Amartya Sen dalam Development as Freedom (1999) mendefinisikan kemiskinan sebagai capability deprivation, yang jauh lebih fundamental daripada sekadar pendapatan rendah yang bersifat instrumental..

Perjuangan menghapus kemiskinan sejatinya merupakan ikhtiar untuk meningkatkan human capability. Itu adalah satu upaya membuka jalan bagi setiap orang atau kelompok agar mampu memberdayakan diri sendiri dengan cara menghilangkan berbagai kendala dan hambatan. Menurut penulis, human capability yang merupakan integrasi dari human creativity (ability of human to creat inovation & invention), human integrity/credibility serta human acceptability, tidak boleh lepas dari human culture, dengan kata lain harus dikaji dan diapresiasi dalam perspektip antropologi, khususnya antropologi ekonomi atau antropologi bisnis, supaya dapat dengan tepat mendiagnosis masalah kemiskinan yang bersumber dari ketidakmampuan bersaing bangsa. Ketidakmampuan bersaing bangsa yang acute, yang bermuara pada ketidakmakmuran atau ketidaksejahteraan bangsa, pada gilirannya nanti akan menyebabkan konflik internal dan keterpurukan harga diri bangsa, yang saat ini sudah diawali dengan konflik-konflik horisontal maupun vertikal, serta pelecehan atas bangsa Indonesia di negara jiran, Malaysia, dengan sebutan Indon untuk para TKI dan komponen bangsa yang lain yang mengunjungi negara tersebut.

KAJIAN ANTROPOLOGI BISNIS

Antropologi adalah suatu ilmu yang mempelajari tentang manusia baik dari segi budaya, perilaku, keanekaragaman, dan lain sebagainya. Antropologi adalah istilah bahasa Yunani yang berasal dari kata anthropos dan logos. Anthropos berarti manusia dan logos memiliki arti cerita atau kata. Objek dari antropologi adalah manusia di dalam masyarakat suku bangsa, kebudayaan dan perilakunya. Ilmu pengetahuan antropologi memiliki tujuan untuk mempelajari manusia dalam bermasyarakat, berperilaku dan berkebudayaan untuk membangun masyarakatnya sendiri.

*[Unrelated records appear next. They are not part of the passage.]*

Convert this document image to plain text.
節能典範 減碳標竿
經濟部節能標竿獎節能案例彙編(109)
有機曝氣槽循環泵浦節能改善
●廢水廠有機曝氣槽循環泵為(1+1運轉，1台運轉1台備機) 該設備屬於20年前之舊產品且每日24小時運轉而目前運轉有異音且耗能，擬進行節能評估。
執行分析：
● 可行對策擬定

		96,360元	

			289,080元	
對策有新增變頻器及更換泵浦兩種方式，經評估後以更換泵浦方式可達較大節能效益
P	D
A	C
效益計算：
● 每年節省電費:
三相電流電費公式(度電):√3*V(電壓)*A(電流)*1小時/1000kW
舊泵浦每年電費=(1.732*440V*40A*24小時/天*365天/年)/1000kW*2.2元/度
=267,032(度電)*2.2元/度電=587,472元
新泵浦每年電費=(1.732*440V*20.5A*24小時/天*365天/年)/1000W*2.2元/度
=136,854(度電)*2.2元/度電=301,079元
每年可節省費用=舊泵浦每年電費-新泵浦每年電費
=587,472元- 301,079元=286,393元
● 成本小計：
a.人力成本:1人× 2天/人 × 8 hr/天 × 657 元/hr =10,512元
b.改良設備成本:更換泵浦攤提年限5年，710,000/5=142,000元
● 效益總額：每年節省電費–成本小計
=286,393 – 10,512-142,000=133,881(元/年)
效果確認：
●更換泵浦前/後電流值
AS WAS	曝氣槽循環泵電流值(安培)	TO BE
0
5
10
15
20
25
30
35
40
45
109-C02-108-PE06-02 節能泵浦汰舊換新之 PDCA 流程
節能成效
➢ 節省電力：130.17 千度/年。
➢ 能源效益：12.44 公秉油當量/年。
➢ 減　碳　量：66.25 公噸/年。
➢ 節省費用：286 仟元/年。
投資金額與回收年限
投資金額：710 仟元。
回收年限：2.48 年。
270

Antropologi ekonomi atau antropologi bisnis adalah antropologi terapan yang lebih menekankan pada kajian antropologis yang berkaitan dengan manusia dalam upayanya untuk menggali dan mengelola aktifitas ekonomi-bisnisnya, dalam rangka kelangsungan hidupnya secara berkesinambungan.

Kebudayaan sebagai sebuah konsep yang menyatu dalam kehidupan manusia selalu berhubungan dengan kebutuhan hidupnya. Kebudayaan yang merupakan seperangkat sistem pengetahuan atau sistem gagasan yang berfungsi menjadi blue print bagi sikap dan perilaku manusia sebagai anggota atau warga dari kesatuan sosialnya, tumbuh, berkembang, dan berubah sesuai dengan kebutuhan hidup manusia.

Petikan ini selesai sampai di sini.